随着当前社会对于储能设备能量密度的要求越来越高，而石墨负极已经接近其理论能量密度，开发一种新型的负极材料十分必要。锂金属作为负极材料有着极大的优势，它的电势达-3.04V（vs.SHE），以及具备十倍石墨负极的能量密度。目前，对锂金属负极的研究正受到广泛关注，成为学术界热门的研究领域。但是对于锂金属负极的产业化还存在许多问题，例如枝晶生长导致的安全问题和循环过程中界面不稳定等问题。这些问题限制了锂金属电池的进一步发展。聚合物固态电解质由于具有良好的机械强度，是一种很好提升电池安全性的材料，然而较差的离子电导率限制了它的实际应用。无机固态电解质有着较高的离子电导率、较好的机械强度，但是它与电极之间的界面接触较差。复合固态电解质是一种既有较强的机械性能，又具备较高离子电导率的电解质，是下一代电解质的候选材料。因此，本论文开发出了一种耐高电压，对锂金属稳定的复合固态电解质。

主要内容如下所示：

（1）将粒径大约为420nm的磷酸钛铝锂（LATP）双面涂覆在Celgard2500隔膜上，然后使用乙二醇二甲醚（DME）和1,3,5-三氧六环（TXE）在一定浓度二氟草酸硼酸锂（LiDFOB）的引发下于LATP改性隔膜上原位聚合，制备出了一种复合固态电解质。这款电解质的电化学窗口达5.3V，浮充测试也证明该电解质对高镍钴锰酸锂（NCM811）更稳定，匹配锂金属时，在1mAhcm-2的负载下可以稳定循环200圈。锂对称电池在0.5mAcm-2，0.5mAhcm-2的测试条件下能够稳定循环500圈，其性能远优于未加入TXE的电解质和未引入LATP的电解液。

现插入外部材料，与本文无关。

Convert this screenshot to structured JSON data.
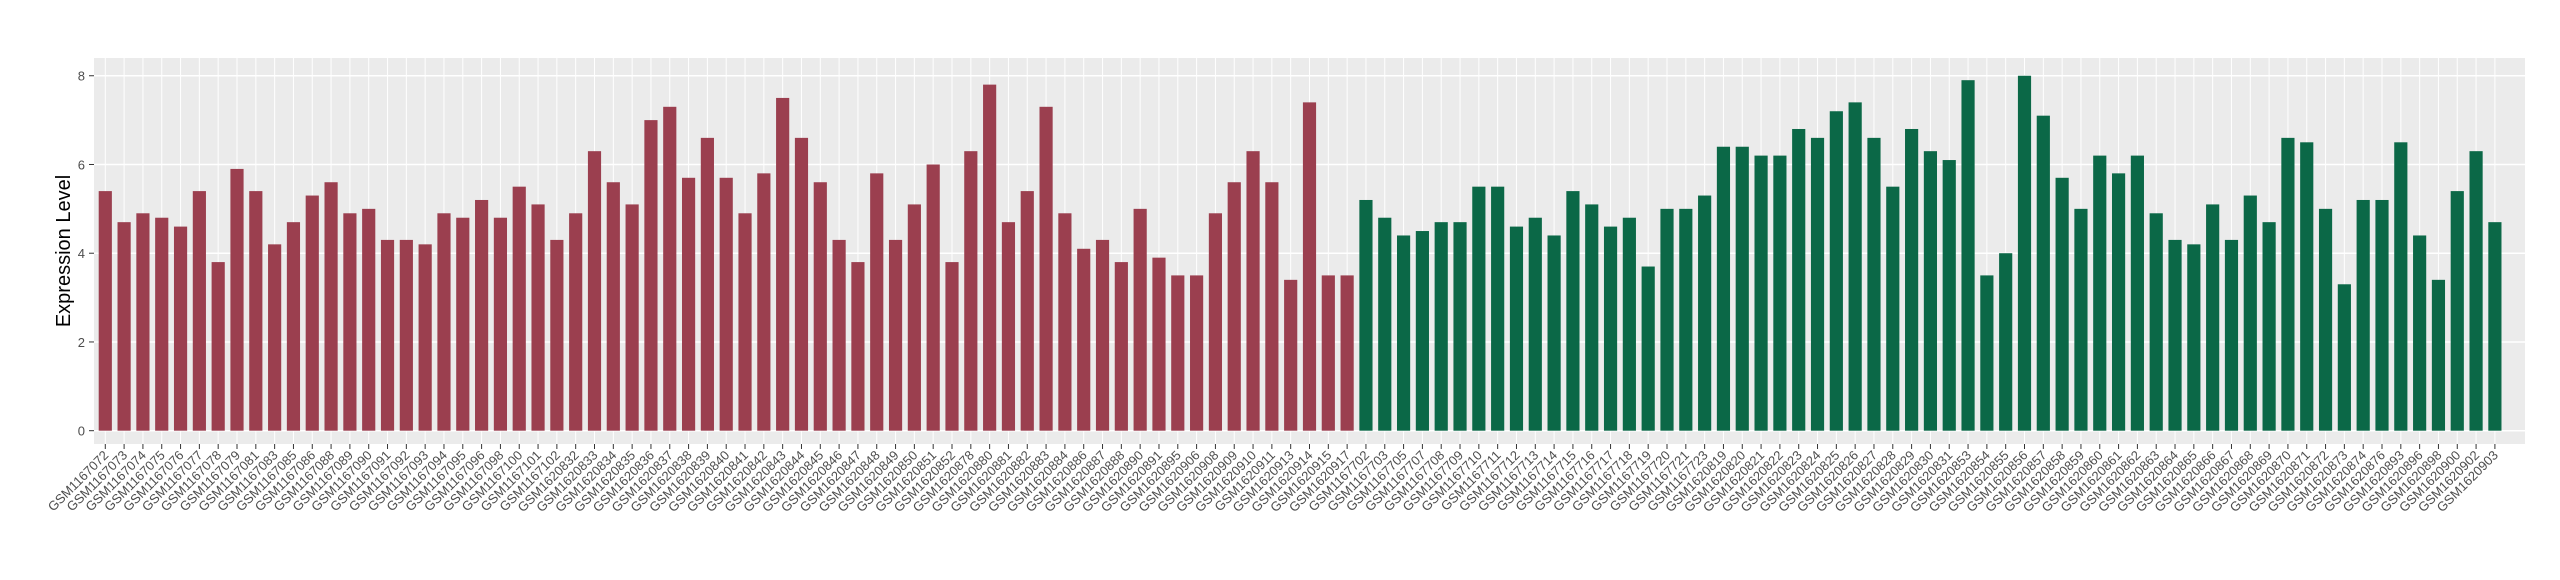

（2）为了进一步提升电解质的循环稳定性，将双氟磺酰亚胺锂（LiFSI）替换LiDFOB作为主盐，将三氟甲磺酸铝（Al(OTf)3）作为引发剂引发1,3-二氧六环（DOX）聚合，匹配LATP改性隔膜，形成一种新型的聚醚类复合固态电解质，克服了电解液机械强度不足和不耐高电压的问题。该电解质在锂对称电池中能够稳定循环800圈，在NCM811||Li电池中稳定循环250圈后，仍然具有72%的容量保持率。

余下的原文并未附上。